Researchers shared 25 posters on the first day of the conference, with 12 of those produced as classwork from two undergraduate courses, “Clinical Research in Rare and Neglected Neurological Diseases” and “Topics in Rare and Neglected Diseases.” Those posters focused on diseases specific to children and adults in the local area. Day two featured talks tailored around families who could travel to the event, along with eight other patients linked through video conferences.

It’s not that pharmaceutical companies and researchers are disinterested in rare diseases, Haldar stressed, but that the number of patients is so limited that clinical information is lacking.

“Rare-disease patients … it takes them a very long time to get a diagnosis, but they develop a lot of records,” Haldar said. As the students and researchers in the Center comb through those records, they create natural histories of different disorders.

“Basically, if you do not understand the natural history of the disease, you cannot project what happens,” she said. “If you understand these diseases, then you so much improve the treatment and management of them.”

Melissa connected with the Boler-Parseghian Center through an advertisement about research into rare diseases, shortly after the family moved to South Bend from Montana for work. She recounted the years of diagnostics and doctor visits that finally led to a couple of specific genetic tests confirming the Shrprintzen Goldberg Syndrome diagnosis. By then, Hope was 4.

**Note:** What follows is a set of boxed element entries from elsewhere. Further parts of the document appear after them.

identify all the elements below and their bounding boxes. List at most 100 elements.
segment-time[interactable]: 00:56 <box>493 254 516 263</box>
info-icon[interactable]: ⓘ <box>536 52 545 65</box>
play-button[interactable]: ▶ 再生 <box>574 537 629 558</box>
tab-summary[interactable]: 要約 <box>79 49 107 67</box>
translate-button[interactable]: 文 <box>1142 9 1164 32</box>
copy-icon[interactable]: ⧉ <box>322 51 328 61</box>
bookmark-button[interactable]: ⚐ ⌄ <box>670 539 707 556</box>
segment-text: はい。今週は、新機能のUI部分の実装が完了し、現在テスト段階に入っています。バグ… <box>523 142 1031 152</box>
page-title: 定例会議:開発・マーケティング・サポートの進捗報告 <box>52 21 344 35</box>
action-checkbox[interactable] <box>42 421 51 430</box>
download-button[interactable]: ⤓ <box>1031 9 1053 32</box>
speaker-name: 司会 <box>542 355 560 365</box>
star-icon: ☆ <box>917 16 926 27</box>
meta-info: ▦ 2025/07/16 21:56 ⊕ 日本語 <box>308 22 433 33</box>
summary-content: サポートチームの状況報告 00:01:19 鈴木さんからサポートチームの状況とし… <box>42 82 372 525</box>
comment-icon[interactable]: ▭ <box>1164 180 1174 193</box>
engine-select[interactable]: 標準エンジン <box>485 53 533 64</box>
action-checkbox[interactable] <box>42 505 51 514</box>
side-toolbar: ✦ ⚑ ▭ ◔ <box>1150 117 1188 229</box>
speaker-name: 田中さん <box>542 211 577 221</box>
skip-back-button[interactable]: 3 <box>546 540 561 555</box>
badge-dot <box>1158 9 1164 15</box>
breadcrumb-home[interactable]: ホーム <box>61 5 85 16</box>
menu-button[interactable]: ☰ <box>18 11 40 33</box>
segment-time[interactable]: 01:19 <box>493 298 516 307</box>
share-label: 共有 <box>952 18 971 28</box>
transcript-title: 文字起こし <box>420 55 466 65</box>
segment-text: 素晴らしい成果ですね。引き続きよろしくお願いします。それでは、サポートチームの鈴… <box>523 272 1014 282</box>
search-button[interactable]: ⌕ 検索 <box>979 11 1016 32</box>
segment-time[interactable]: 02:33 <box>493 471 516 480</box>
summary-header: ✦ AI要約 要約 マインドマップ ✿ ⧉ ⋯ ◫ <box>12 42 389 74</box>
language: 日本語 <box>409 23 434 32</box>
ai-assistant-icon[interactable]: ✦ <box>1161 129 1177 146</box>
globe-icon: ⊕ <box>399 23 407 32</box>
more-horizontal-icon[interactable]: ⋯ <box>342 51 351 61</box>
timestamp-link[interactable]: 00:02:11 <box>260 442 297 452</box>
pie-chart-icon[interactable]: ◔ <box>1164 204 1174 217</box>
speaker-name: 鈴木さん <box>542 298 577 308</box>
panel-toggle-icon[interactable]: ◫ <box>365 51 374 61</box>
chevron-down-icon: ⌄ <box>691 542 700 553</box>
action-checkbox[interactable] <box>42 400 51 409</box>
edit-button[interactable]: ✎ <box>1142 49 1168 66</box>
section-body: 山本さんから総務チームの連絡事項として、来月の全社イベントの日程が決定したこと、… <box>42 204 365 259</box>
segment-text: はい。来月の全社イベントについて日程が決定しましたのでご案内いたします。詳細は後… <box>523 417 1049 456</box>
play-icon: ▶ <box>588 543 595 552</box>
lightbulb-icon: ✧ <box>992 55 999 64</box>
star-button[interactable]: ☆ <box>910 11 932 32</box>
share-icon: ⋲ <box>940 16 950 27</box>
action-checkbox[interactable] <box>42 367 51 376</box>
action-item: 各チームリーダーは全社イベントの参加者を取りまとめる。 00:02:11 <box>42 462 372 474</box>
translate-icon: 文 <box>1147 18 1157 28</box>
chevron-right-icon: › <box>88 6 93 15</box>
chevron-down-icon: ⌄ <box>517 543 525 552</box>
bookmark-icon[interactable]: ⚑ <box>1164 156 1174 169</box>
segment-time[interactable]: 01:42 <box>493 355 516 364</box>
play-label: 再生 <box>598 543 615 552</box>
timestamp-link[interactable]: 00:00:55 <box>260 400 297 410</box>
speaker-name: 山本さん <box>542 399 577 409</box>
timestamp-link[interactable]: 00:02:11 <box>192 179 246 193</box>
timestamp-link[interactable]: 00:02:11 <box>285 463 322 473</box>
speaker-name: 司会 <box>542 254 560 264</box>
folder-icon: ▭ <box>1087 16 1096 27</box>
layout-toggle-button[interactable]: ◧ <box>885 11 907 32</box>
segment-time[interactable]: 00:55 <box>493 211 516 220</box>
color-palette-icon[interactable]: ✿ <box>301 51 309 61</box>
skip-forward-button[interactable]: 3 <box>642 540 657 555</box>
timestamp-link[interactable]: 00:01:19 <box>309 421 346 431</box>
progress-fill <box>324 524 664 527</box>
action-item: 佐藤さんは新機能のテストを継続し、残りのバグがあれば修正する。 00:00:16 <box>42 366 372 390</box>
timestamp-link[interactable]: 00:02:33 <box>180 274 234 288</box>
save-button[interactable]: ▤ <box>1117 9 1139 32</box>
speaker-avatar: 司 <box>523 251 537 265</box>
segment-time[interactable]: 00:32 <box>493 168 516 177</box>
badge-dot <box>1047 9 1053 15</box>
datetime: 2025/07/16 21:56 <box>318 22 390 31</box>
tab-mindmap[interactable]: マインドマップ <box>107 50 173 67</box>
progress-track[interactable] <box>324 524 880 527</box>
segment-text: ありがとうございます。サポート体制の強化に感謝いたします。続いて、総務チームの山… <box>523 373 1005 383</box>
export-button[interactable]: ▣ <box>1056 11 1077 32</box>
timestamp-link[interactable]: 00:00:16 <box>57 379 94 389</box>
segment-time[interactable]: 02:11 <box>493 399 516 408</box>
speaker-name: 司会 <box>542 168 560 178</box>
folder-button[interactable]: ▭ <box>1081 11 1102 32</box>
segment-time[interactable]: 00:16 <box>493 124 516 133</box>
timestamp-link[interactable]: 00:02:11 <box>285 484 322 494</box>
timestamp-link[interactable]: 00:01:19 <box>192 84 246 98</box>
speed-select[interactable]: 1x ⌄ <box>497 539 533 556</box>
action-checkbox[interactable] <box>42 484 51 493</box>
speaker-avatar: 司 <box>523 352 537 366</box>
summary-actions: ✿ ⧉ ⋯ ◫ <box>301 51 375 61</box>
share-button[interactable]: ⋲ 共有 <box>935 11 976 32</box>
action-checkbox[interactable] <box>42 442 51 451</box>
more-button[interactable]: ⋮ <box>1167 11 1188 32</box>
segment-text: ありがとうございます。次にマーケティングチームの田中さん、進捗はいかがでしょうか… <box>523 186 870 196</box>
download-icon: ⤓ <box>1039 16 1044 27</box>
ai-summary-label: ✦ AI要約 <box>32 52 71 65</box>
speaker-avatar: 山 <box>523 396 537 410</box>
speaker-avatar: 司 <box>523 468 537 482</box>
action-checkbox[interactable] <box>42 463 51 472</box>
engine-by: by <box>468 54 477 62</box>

The conference, now in its third year with a two-day format, “brings awareness, which is so important,” Melissa said.

Not only do families like the Kerns benefit from the conference, but Notre Dame students who may later become doctors or researchers are motivated by working with them, said Barbara Calhoun, outreach coordinator for the Rare Health Exchange with the Center.

“You get to meet the families, and it puts a little more fire under your feet,” said Stefan Freed, a graduate student in the biological sciences department. “You want to run back to the lab and hunker down and get back to work.”

Raredisease2017 Ianguldner Ian Guldner, Ph.D. student, describes how rare tumors can be quantitatively analyzed using 3-dimensional imaging.